The relaxation-seeking consumers are the last new segment identified in this study. The emergence of this segment, which consists of the highest proportion of women, exemplifies the gender shift trend. Wine, which has long been considered a typical beverage for males, has now been adopted by women. The relatively young average age and high income of this segment, as well as its dedicated consumption pattern, speak in favor of this hypothesis. The so-called female connoisseurs [33] may be included in this segment. When consuming wine, the relaxation-seeking consumers are looking for a holistic sensory experience, which positively influence their body sensation and mood. This behavior corresponds to the so-called sensual food and mood food trends observed at a more global scale [33, 60]. Masson et al. [40] described a segment of relaxed amateurs found in China, which seems similar to these consumers as they drink wine to create a relaxed atmosphere.
5. Conclusion
The economic success of wine producers and various sales channels depends on the patronage of consumers. This study helps wine producers, retailers, and restaurateurs understand consumers, define the segments appropriate for their business, design the right customer experiences and assortment, position themselves clearly vis-à-vis relevant competitors, and effectively influence one’s willingness to pay during a purchasing process.

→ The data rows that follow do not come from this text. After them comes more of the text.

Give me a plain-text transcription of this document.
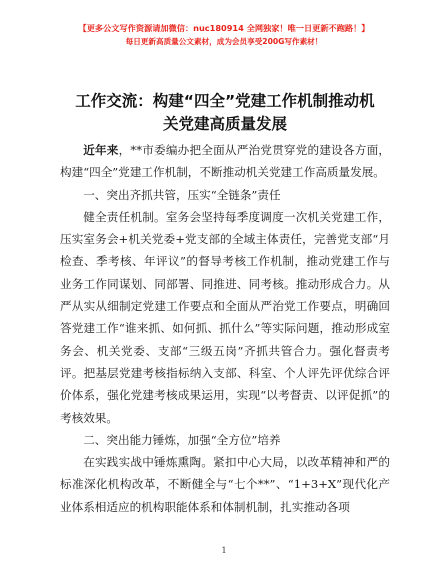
【更多公文写作资源请加微信：nuc180914 全网独家！唯一日更新不跑路！】
每日更新高质量公文素材，成为会员享受200G写作素材！
工作交流：构建“四全”党建工作机制推动机
关党建高质量发展

近年来，**市委编办把全面从严治党贯穿党的建设各方面，构建“四全”党建工作机制，不断推动机关党建工作高质量发展。

一、突出齐抓共管，压实“全链条”责任

健全责任机制。室务会坚持每季度调度一次机关党建工作，压实室务会+机关党委+党支部的全域主体责任，完善党支部“月检查、季考核、年评议”的督导考核工作机制，推动党建工作与业务工作同谋划、同部署、同推进、同考核。推动形成合力。从严从实从细制定党建工作要点和全面从严治党工作要点，明确回答党建工作“谁来抓、如何抓、抓什么”等实际问题，推动形成室务会、机关党委、支部“三级五岗”齐抓共管合力。强化督责考评。把基层党建考核指标纳入支部、科室、个人评先评优综合评价体系，强化党建考核成果运用，实现“以考督责、以评促抓”的考核效果。

二、突出能力锤炼，加强“全方位”培养

在实践实战中锤炼熏陶。紧扣中心大局，以改革精神和严的标准深化机构改革，不断健全与“七个**”、“1+3+X”现代化产业体系相适应的机构职能体系和体制机制，扎实推动各项

1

The results of this study highlight the diversity of consumption patterns and motives. Furthermore, it shows how these behaviors are dynamic and change over time, and as a result, new consumer segments emerge, and old ones disappear. This study, to the best of our knowledge, is the first to show how such consumer wine segments develop. The study, therefore, underlines the value of repeated market-specific segmentation studies and clearly illustrates that mass marketing is not appropriate, especially for a good that establishes a category on its own.
Future research should investigate the development of consumer segments in different regions with different wine cultures, as it would be interesting to see whether the changes observed in this study happen elsewhere similarly. To validate the identified consumer wine segments, marketing studies would help in measuring the effectiveness of targeted advertising messages. In the same respect, future studies could investigate the effectiveness of a segment-specific front label design as well as a segment-specific bottle design.
5.1. Limitations
As with all nonmandatory surveys, there is a risk of a self-selection bias. In the present case, it could be that only consumers with a very strong interest in wine participated. However, the fact that two segments were identified, which include consumers with little interest in wine, defuses this assumption. Furthermore, the comparison with the demographic characteristics of the Swiss population (see Table 1) indicates a certain degree of diversity in the sample and a good match in representativity that allows us to generalize the result for the Swiss wine market.
Data Availability
The data used to support the findings of this study are available from the corresponding author upon request.
Conflicts of Interest
The authors declare that they have no conflicts of interest.
Acknowledgments
This work was supported by the Stiftung für eine Nachhaltige Ernährung durch die Schweizerische Landwirtschaft, Vereinigung Schweizer Weinhandel, and Swiss Wine Promotion.